There’s a story out of Jay, Maine — a town of about 4,500 people that lost its paper mill when a pulp digester exploded in 2020. Fifteen hundred jobs, gone. The mill sat empty until a developer bought it, stripped the machinery, shipped it to Pakistan, and sold the cleaned-up site earlier this year. Now? Someone wants to put a $550 million data center there.
The pitch sounds nice: 125 to 150 permanent, high-paying jobs. A lifeline for a town that’s been bleeding for six years.
But here’s the thing nobody says out loud: data centers don’t employ people the way paper mills did.
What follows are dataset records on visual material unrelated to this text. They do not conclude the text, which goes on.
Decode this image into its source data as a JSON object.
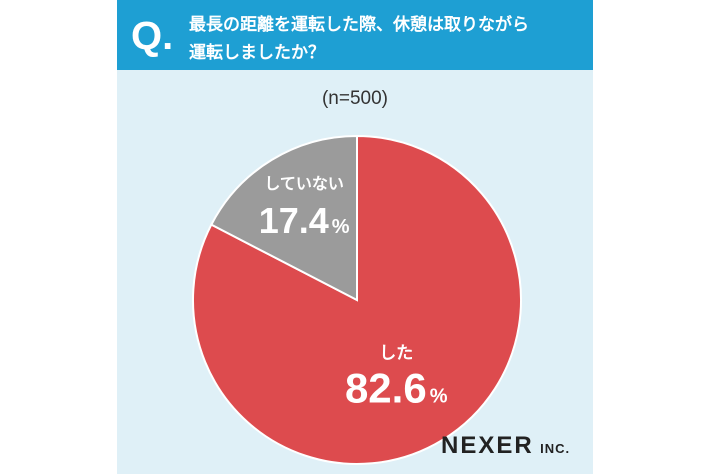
{
  "question": {
    "mark": "Q.",
    "line1": "最長の距離を運転した際、休憩は取りながら",
    "line2": "運転しましたか？"
  },
  "sample_size": "(n=500)",
  "brand": {
    "name": "NEXER",
    "suffix": "INC."
  },
  "colors": {
    "header": "#1e9fd3",
    "background": "#dff0f7",
    "did": "#dd4b4e",
    "did_not": "#9b9b9b"
  },
  "chart_data": {
    "type": "pie",
    "title": "最長の距離を運転した際、休憩は取りながら運転しましたか？",
    "slices": [
      {
        "label": "した",
        "value": 82.6,
        "display": "82.6",
        "unit": "%",
        "color": "#dd4b4e"
      },
      {
        "label": "していない",
        "value": 17.4,
        "display": "17.4",
        "unit": "%",
        "color": "#9b9b9b"
      }
    ],
    "start": "12 o'clock",
    "direction": "clockwise"
  }
}
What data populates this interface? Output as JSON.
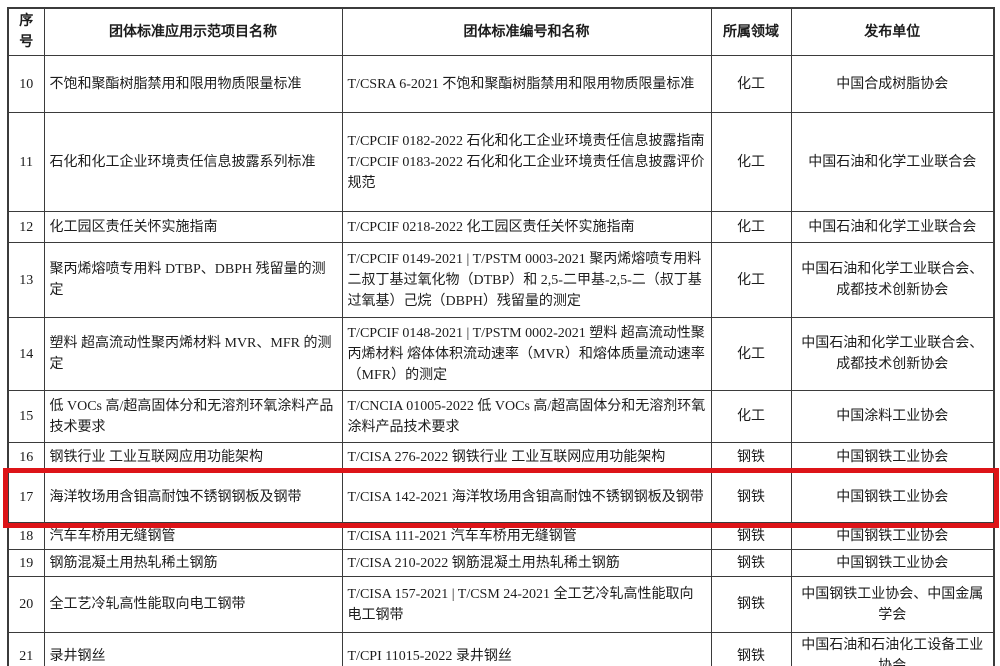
{
  "table": {
    "highlight_color": "#dd1418",
    "border_color": "#3b3b3b",
    "columns": [
      {
        "label": "序号"
      },
      {
        "label": "团体标准应用示范项目名称"
      },
      {
        "label": "团体标准编号和名称"
      },
      {
        "label": "所属领域"
      },
      {
        "label": "发布单位"
      }
    ],
    "rows": [
      {
        "no": "10",
        "project": "不饱和聚酯树脂禁用和限用物质限量标准",
        "standard": "T/CSRA 6-2021 不饱和聚酯树脂禁用和限用物质限量标准",
        "field": "化工",
        "publisher": "中国合成树脂协会",
        "highlighted": false
      },
      {
        "no": "11",
        "project": "石化和化工企业环境责任信息披露系列标准",
        "standard": "T/CPCIF 0182-2022 石化和化工企业环境责任信息披露指南\nT/CPCIF 0183-2022 石化和化工企业环境责任信息披露评价规范",
        "field": "化工",
        "publisher": "中国石油和化学工业联合会",
        "highlighted": false
      },
      {
        "no": "12",
        "project": "化工园区责任关怀实施指南",
        "standard": "T/CPCIF 0218-2022 化工园区责任关怀实施指南",
        "field": "化工",
        "publisher": "中国石油和化学工业联合会",
        "highlighted": false
      },
      {
        "no": "13",
        "project": "聚丙烯熔喷专用料 DTBP、DBPH 残留量的测定",
        "standard": "T/CPCIF 0149-2021 | T/PSTM 0003-2021 聚丙烯熔喷专用料 二叔丁基过氧化物（DTBP）和 2,5-二甲基-2,5-二（叔丁基过氧基）己烷（DBPH）残留量的测定",
        "field": "化工",
        "publisher": "中国石油和化学工业联合会、成都技术创新协会",
        "highlighted": false
      },
      {
        "no": "14",
        "project": "塑料 超高流动性聚丙烯材料 MVR、MFR 的测定",
        "standard": "T/CPCIF 0148-2021 | T/PSTM 0002-2021 塑料 超高流动性聚丙烯材料 熔体体积流动速率（MVR）和熔体质量流动速率（MFR）的测定",
        "field": "化工",
        "publisher": "中国石油和化学工业联合会、成都技术创新协会",
        "highlighted": false
      },
      {
        "no": "15",
        "project": "低 VOCs 高/超高固体分和无溶剂环氧涂料产品技术要求",
        "standard": "T/CNCIA 01005-2022 低 VOCs 高/超高固体分和无溶剂环氧涂料产品技术要求",
        "field": "化工",
        "publisher": "中国涂料工业协会",
        "highlighted": false
      },
      {
        "no": "16",
        "project": "钢铁行业 工业互联网应用功能架构",
        "standard": "T/CISA 276-2022 钢铁行业 工业互联网应用功能架构",
        "field": "钢铁",
        "publisher": "中国钢铁工业协会",
        "highlighted": false
      },
      {
        "no": "17",
        "project": "海洋牧场用含钼高耐蚀不锈钢钢板及钢带",
        "standard": "T/CISA 142-2021 海洋牧场用含钼高耐蚀不锈钢钢板及钢带",
        "field": "钢铁",
        "publisher": "中国钢铁工业协会",
        "highlighted": true
      },
      {
        "no": "18",
        "project": "汽车车桥用无缝钢管",
        "standard": "T/CISA 111-2021 汽车车桥用无缝钢管",
        "field": "钢铁",
        "publisher": "中国钢铁工业协会",
        "highlighted": false
      },
      {
        "no": "19",
        "project": "钢筋混凝土用热轧稀土钢筋",
        "standard": "T/CISA 210-2022 钢筋混凝土用热轧稀土钢筋",
        "field": "钢铁",
        "publisher": "中国钢铁工业协会",
        "highlighted": false
      },
      {
        "no": "20",
        "project": "全工艺冷轧高性能取向电工钢带",
        "standard": "T/CISA 157-2021 | T/CSM 24-2021 全工艺冷轧高性能取向电工钢带",
        "field": "钢铁",
        "publisher": "中国钢铁工业协会、中国金属学会",
        "highlighted": false
      },
      {
        "no": "21",
        "project": "录井钢丝",
        "standard": "T/CPI 11015-2022 录井钢丝",
        "field": "钢铁",
        "publisher": "中国石油和石油化工设备工业协会",
        "highlighted": false
      }
    ]
  }
}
A paper mill needs operators, maintenance crews, logistics teams, admin staff, local supply chains. A data center needs a handful of technicians, some security guards, and a guy who checks the cooling fluid levels twice a shift. The rest is automated. The rest is designed to not need humans.
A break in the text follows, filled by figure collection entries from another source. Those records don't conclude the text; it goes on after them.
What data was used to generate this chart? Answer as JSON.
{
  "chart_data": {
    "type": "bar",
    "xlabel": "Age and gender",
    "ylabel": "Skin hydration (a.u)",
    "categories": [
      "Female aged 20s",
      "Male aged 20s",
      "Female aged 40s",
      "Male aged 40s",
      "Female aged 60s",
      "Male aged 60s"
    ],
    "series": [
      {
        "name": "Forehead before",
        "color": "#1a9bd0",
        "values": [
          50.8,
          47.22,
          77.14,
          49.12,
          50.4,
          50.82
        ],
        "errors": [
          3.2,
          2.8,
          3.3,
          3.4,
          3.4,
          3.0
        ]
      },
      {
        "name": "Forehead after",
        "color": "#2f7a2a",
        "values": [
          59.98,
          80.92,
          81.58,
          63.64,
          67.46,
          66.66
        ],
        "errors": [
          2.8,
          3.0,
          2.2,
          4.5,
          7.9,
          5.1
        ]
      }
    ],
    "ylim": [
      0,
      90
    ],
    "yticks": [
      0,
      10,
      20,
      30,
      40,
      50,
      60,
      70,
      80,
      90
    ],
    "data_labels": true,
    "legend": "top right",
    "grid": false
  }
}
Maine’s legislature saw this coming. They passed a bill for an 18-month moratorium on big data centers — anything over 20 megawatts — to study the actual impact on local economies, power grids, and the environment. It would’ve been the first law of its kind in the country.
Governor Janet Mills vetoed it. Her reason: jobs.
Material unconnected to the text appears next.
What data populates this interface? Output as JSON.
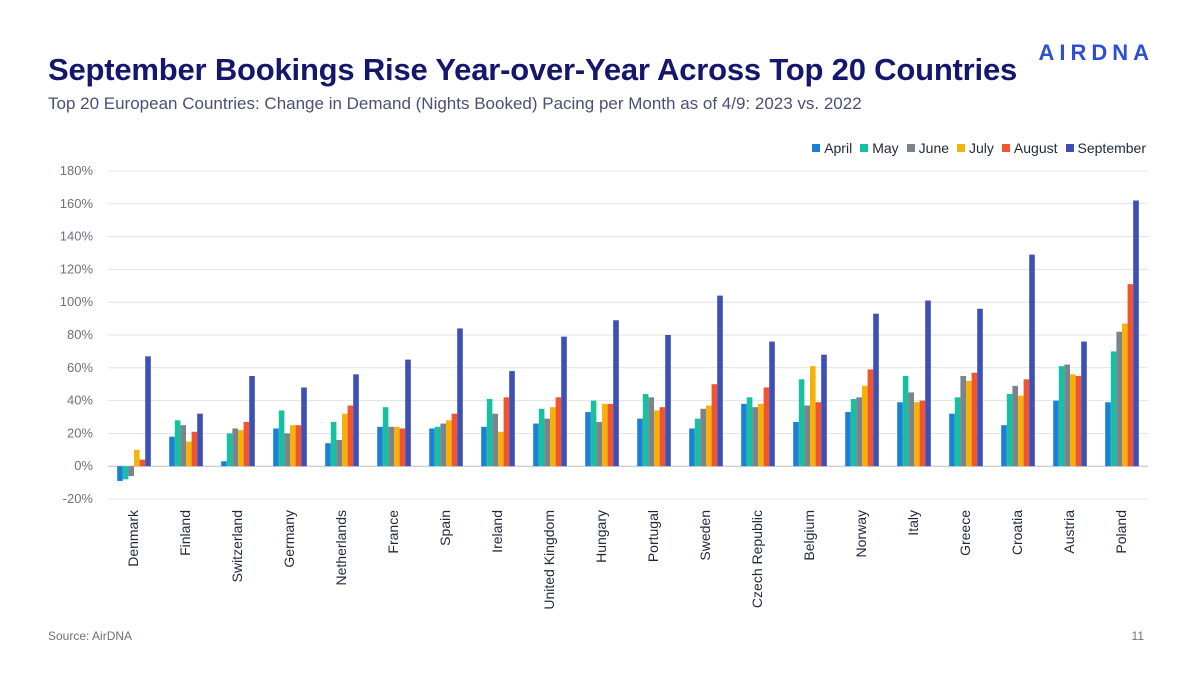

I get the instinct. When a town has lost its main employer, you’ll take anything that promises a pulse. But 125 jobs at $60k a year doesn’t replace 1,500 jobs at union wages. And in exchange? Those data centers pull enormous amounts of power. Maine runs on 54% renewables — one of the best ratios in the country. A big data center could eat a noticeable chunk of that clean energy, driving up rates for everyone else.
Oh, and the water. You need a lot of it for cooling.
Maine isn’t alone. Utah just approved a 40,000-acre data center project despite community outcry. Rural counties all over the country are getting pitched the same deal: give us your land, your power, your water, and we’ll give you a fraction of the jobs back.
The developer in Jay, Tony McDonald, calls it “the next American industry.” Maybe. But “next industry” shouldn’t mean repeating the same mistakes as the last one — extracting value from a community and leaving the husk behind when the tax breaks expire.
I don’t have a neat solution. I’m just a guy with a blog and an opinion. But if I were Jay, Maine, I’d ask harder questions before signing the papers.
Jobs aren’t just a job. They’re the thread that holds a town together. Data centers don’t weave thread. They pull power.